Icarus Trophy Qualifier Weekend - The Report

A cracking shot, David Wainwright captures a fellow pilot on Friday afternoon. 

The Icarus Trophy launches tomorrow. This weekend has seen the final days of preparation and training. Here's what happened:

We launched on Friday with moderate weather as the pilots waited out the tail end of Oho. For the lucky few who timed their arrival right, there was a chance for to get up in the air in the afternoon.

Winds at 4000ft at 1100 Saturday

Saturday was a different story. A full day of parawaiting. Our weather geek remained upbeat even whilst bringing bad news in his daily report:

"The vertical wind sheer while disheartening is quite impressive. Surface winds in the mixing layer down low below the cloud cover seem quite manageable but readings at the Northwest Avalanche Miur Station (10,010 ft) exceeded 80mph through most of the day on Friday and this is likely to continue into Saturday. "

The airport from the air - tall trees and tricky winds means this is not an easy spot to launch from. Our pilots have to prove their skills from the off. 

Impressive it may be, but little comfort to the landbound pilot.  Our wise weather-man recommended "a get to know your new friends day in and around town because it will be wet for much of the day with a very gusty wind profile and 50mph winds at 4500ft." Well that's scuppered those flying plans then. 

Saturday became a day of race briefings and pilot interviews. Our race crew quiz each pilot individually about their kit, their experience with it, their route and crucially their decision making skills. 

On top of that, our referees have to see each pilot in the air before giving them approval to fly and a class: Race or Adventure. 


The calm before the storm or the calm because of the storm - There’s no flying today.
— Race Crew

In the meantime, the weather provided a chance for some last minute tinkering with kit and a spot of test flying in the chase plane. 

My little air conception amongst the Giants.
— Don McLester
It’s not often you organise an event that has it’s own plane.
— Duncan, Event Manager

Icarus Pilot Cayle Royce takes the chance to get in the air before his kit arrives, with pilot Trevor Meeks.

And of course, we can't ignore the opportunity for a visits into town to continue race interviews in an informal setting. Weatherman's orders:

Here's Duncan, Icarus Manager, enjoying his 'birthday' with pilots Claire Mackay and David Wainwright. It's his third 'birthday' this week. Apparently, we Brits are easy to embarrass. Apparently that's easily exploitable. Especially effective if you sing to him and sit him next to an enormous stuffed dog. 

 

Sunday brought more luck with the weather, and the opportunity to do some test flying:

First in the air was Cayle Royce, until he was forced to land in a nearby field:

Cayle’s engine seized after 25 minutes of flying. That is the risk which everyone runs. For this particular paramotor, that’s the second time that has happened.
— Alex Ledger, Race Referee

Well this morning could have gone better!!!

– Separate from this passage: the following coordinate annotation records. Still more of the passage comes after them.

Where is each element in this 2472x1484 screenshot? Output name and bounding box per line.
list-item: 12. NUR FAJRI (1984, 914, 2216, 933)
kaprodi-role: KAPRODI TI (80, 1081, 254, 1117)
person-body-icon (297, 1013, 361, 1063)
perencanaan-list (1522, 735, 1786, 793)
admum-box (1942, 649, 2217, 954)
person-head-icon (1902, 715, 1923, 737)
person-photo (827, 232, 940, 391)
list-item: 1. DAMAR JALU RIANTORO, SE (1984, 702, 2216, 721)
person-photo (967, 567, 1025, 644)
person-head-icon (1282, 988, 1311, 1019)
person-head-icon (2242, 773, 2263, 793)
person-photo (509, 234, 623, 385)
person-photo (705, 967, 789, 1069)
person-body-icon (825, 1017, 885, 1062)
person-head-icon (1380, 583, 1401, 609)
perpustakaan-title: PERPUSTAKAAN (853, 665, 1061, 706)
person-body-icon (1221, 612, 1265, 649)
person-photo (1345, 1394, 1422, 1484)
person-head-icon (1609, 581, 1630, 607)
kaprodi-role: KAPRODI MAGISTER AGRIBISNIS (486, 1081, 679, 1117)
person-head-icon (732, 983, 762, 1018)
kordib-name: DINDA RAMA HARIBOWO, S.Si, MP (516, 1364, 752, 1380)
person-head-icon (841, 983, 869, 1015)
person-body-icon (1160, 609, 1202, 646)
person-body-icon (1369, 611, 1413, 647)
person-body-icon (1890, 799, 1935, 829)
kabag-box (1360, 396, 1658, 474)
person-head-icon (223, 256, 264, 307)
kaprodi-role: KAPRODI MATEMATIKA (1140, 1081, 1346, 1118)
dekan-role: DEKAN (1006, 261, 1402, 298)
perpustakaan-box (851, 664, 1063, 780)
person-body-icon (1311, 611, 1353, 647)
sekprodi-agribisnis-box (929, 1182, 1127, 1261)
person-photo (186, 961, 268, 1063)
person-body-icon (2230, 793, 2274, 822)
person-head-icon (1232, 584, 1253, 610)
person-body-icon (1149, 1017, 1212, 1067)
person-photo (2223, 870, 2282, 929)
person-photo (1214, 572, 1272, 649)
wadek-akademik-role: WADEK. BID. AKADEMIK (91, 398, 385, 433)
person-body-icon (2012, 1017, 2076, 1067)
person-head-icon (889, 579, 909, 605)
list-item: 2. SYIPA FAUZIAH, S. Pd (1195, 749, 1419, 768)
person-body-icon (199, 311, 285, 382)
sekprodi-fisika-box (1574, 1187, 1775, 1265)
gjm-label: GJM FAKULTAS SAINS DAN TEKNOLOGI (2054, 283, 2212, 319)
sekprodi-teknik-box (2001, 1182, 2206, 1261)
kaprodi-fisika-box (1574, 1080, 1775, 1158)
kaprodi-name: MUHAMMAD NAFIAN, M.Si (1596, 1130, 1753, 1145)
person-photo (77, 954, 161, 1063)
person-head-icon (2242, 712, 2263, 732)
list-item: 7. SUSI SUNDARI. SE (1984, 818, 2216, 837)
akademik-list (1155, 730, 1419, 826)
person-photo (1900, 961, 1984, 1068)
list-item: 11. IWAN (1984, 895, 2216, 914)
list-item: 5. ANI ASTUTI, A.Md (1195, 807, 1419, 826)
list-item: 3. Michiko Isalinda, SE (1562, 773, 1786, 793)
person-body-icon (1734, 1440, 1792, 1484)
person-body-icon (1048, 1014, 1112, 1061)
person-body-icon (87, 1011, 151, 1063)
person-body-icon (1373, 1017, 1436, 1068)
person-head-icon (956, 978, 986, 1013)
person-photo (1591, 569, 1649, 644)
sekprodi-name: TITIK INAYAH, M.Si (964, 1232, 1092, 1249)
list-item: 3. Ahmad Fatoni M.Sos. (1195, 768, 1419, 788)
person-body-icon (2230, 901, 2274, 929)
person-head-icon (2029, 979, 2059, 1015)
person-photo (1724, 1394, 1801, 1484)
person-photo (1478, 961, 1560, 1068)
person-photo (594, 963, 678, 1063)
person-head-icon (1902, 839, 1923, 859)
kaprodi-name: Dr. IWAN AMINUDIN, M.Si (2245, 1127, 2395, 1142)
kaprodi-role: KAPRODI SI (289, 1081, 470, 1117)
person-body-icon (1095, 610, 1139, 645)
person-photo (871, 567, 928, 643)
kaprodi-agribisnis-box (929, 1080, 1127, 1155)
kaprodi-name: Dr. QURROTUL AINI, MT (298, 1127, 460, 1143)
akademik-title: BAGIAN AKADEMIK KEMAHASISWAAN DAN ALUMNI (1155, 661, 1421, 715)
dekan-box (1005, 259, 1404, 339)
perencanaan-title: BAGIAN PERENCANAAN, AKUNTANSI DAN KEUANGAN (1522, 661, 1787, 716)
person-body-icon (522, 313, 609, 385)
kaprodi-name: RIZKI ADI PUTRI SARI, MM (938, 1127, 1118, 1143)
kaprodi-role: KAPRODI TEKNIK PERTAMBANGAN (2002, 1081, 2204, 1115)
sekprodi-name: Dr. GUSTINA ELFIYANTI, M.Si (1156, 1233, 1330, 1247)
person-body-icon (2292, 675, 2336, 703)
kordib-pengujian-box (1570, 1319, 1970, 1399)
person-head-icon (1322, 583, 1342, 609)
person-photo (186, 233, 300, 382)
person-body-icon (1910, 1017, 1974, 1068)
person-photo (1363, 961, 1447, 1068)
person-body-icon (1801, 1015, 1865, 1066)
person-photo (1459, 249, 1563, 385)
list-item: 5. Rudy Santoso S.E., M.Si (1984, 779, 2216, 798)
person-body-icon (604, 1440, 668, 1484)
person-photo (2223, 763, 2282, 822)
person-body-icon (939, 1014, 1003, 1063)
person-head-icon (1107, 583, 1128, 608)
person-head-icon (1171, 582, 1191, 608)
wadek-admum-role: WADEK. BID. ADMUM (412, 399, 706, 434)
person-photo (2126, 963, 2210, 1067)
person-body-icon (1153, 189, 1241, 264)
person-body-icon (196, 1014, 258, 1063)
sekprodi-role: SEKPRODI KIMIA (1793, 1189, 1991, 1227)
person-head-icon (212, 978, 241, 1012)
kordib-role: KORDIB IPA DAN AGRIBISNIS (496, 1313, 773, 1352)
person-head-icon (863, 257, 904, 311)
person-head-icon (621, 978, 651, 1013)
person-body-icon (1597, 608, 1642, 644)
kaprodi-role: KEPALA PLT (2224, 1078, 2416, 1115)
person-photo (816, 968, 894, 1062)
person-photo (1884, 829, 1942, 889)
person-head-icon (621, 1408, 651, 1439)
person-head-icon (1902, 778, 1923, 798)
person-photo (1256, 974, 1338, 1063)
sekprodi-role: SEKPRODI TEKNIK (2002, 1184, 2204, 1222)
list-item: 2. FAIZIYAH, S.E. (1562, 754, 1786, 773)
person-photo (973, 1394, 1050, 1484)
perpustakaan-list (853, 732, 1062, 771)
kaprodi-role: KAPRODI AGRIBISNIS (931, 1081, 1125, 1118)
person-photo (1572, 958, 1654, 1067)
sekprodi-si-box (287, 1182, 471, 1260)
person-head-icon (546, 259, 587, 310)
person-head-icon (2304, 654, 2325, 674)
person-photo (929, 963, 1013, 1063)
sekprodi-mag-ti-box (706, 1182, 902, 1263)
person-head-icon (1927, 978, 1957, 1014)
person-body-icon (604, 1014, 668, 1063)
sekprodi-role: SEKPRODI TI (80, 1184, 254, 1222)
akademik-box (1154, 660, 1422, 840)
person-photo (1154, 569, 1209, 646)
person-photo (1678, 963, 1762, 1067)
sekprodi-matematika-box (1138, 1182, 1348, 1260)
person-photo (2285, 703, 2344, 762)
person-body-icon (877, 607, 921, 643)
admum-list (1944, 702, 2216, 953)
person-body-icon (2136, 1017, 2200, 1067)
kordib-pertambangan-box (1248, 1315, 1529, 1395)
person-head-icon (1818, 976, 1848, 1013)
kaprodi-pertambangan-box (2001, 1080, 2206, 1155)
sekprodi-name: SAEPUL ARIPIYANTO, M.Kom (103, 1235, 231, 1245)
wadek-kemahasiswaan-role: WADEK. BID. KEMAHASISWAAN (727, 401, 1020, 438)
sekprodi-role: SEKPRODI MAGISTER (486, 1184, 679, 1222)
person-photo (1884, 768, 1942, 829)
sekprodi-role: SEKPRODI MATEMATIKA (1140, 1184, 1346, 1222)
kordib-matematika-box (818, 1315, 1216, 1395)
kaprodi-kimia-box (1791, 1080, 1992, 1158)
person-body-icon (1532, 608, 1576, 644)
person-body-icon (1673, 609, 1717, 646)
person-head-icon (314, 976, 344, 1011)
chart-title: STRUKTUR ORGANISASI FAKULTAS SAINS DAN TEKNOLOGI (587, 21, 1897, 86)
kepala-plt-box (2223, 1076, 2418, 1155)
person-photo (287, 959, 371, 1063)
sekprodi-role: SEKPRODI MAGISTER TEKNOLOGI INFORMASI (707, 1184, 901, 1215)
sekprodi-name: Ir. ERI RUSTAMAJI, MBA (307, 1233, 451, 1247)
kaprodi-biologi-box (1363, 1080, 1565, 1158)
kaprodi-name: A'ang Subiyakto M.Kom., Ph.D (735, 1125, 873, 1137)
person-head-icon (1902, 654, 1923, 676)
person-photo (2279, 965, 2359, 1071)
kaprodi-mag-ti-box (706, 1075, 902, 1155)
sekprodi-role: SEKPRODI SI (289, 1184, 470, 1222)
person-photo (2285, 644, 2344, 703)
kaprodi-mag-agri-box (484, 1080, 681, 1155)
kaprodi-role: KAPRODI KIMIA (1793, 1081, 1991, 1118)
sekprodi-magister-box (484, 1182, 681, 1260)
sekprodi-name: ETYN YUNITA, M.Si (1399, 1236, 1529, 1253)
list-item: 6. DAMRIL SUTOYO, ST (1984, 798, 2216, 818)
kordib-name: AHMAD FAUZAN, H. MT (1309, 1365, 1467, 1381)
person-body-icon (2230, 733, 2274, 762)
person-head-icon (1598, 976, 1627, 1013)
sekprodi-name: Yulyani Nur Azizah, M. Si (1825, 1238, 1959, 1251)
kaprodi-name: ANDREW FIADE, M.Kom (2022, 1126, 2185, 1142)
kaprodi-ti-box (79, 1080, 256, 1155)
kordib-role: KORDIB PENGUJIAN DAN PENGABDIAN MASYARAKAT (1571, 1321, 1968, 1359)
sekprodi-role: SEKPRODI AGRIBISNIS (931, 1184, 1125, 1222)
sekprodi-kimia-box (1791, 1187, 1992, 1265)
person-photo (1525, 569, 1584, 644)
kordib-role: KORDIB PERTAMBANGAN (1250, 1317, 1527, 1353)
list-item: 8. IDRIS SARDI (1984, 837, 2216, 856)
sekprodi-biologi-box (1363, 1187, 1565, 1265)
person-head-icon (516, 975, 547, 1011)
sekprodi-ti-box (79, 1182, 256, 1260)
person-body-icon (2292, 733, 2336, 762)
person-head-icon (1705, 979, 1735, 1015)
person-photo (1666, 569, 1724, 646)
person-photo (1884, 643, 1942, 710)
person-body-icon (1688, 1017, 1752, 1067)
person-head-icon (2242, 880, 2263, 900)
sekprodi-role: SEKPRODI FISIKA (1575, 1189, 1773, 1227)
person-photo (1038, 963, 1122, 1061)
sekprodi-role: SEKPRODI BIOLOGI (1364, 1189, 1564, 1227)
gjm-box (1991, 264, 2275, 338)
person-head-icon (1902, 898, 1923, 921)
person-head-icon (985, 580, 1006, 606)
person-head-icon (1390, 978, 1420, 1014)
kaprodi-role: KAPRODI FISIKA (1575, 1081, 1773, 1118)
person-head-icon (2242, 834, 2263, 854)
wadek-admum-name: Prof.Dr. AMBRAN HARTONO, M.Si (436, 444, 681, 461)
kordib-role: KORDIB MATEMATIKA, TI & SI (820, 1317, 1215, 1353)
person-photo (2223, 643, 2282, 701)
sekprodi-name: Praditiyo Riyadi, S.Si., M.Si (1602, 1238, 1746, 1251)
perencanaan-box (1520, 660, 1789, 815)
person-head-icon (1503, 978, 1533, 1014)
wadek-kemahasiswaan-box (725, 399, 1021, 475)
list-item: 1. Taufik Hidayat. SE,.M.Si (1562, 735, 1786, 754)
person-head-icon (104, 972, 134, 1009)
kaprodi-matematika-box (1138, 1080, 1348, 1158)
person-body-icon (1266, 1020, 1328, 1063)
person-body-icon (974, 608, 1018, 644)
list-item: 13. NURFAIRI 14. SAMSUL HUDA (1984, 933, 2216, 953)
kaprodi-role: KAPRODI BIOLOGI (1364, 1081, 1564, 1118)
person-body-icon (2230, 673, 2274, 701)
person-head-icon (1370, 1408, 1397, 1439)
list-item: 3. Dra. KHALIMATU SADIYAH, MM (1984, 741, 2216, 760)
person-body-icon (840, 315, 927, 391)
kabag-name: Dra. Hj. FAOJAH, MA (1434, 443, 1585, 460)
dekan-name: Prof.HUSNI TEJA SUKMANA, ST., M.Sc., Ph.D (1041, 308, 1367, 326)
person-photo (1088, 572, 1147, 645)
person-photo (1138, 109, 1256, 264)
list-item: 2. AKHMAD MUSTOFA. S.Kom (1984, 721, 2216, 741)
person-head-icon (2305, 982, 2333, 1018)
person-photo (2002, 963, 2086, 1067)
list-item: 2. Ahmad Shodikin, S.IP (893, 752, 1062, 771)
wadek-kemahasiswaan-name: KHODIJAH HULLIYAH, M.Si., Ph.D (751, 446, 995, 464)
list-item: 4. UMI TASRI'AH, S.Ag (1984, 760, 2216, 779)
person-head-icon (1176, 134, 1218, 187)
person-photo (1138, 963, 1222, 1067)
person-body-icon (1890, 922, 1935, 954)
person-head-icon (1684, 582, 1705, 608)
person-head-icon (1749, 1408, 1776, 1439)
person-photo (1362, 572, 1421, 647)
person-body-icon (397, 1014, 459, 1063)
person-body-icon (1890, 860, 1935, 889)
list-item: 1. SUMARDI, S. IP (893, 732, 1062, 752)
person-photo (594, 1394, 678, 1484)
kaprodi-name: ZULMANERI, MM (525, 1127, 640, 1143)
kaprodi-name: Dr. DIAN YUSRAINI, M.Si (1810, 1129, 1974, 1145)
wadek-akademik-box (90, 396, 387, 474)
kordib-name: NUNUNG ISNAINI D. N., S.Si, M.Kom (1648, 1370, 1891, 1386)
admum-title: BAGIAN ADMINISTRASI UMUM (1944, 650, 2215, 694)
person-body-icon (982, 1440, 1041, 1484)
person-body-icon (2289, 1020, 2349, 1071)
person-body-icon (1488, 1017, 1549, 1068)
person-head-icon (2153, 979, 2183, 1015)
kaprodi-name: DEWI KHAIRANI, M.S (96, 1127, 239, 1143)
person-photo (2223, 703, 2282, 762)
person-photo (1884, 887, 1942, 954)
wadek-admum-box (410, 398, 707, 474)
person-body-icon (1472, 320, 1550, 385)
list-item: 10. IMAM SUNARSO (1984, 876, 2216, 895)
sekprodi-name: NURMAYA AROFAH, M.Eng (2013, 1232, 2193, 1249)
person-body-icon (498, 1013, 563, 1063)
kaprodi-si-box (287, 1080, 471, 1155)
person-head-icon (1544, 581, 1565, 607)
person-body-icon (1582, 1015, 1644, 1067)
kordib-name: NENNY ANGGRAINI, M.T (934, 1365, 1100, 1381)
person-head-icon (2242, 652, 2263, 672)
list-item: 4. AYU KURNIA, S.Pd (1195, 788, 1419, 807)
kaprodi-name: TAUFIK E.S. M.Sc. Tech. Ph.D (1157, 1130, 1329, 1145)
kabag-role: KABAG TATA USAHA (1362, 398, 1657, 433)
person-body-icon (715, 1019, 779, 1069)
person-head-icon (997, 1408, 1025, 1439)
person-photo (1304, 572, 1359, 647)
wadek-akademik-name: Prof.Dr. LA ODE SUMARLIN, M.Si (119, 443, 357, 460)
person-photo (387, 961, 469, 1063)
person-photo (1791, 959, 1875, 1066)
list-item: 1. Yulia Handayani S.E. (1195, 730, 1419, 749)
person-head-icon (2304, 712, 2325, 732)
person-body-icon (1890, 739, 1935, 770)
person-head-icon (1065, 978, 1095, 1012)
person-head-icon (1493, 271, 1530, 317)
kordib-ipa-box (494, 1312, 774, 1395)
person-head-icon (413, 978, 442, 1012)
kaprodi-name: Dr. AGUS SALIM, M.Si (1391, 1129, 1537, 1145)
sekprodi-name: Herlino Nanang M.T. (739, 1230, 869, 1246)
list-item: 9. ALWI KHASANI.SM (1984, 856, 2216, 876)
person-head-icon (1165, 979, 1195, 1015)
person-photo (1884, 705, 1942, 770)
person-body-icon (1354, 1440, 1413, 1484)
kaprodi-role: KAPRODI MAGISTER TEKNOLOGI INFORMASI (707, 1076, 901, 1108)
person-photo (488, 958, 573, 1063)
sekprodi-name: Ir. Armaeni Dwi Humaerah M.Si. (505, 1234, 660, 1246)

Posted by Alex Ledger on Sunday, October 11, 2015

Cayle has swapped out his faulty motor and his second flight went more smoothly. 

Please reserve me a seat on the 2016 edition.
— Alessandro Mara

Meanwhile, three of our pilots have had trouble with paramotor transport. Alessandro Mara's motor needed parts replaced, but without the time to replace them and he has sadly had to pull out of the race. 

It’s not over until the fat lady sings isn’t that the expression?
— Ky

Marcus Deglos and Ky Ahmad have also had trouble with moving their motors. Whilst Marcus is hoping to rent a replacement locally, Ky is waiting for his to make it out of Kentucky where it got stuck after a courier rerouting. We're keeping our fingers crossed it will get to the startline in time. 

Right now, we're keen to see Don McLester. He's brought a race support team of two: a driver and a chef. A Mongol Rally Veteran and long-time adventurer, he's going to be one to watch. 

And the Adventurist's own Mr Tom? He had a cracking test flight, although a ropey landing:

Tom always seems to overshoot the 3000ft long runway. which suggests he doesn’t have a good appreciation for the glide ratio of his wing. He needs to be aware of that, so he doesn’t have a ticket to fly yet.
— Alex Ledger Race Referee
Ed Hamilton won gold star of the day for doing all his tracker and radio calls right.
— Duncan, Race Manager
The Final Briefing - Sunday night.

The Final Briefing - Sunday night.

So. Where do we go from here? To the race.

We start Monday morning, after sunrise, PST. As soon as the weather permits.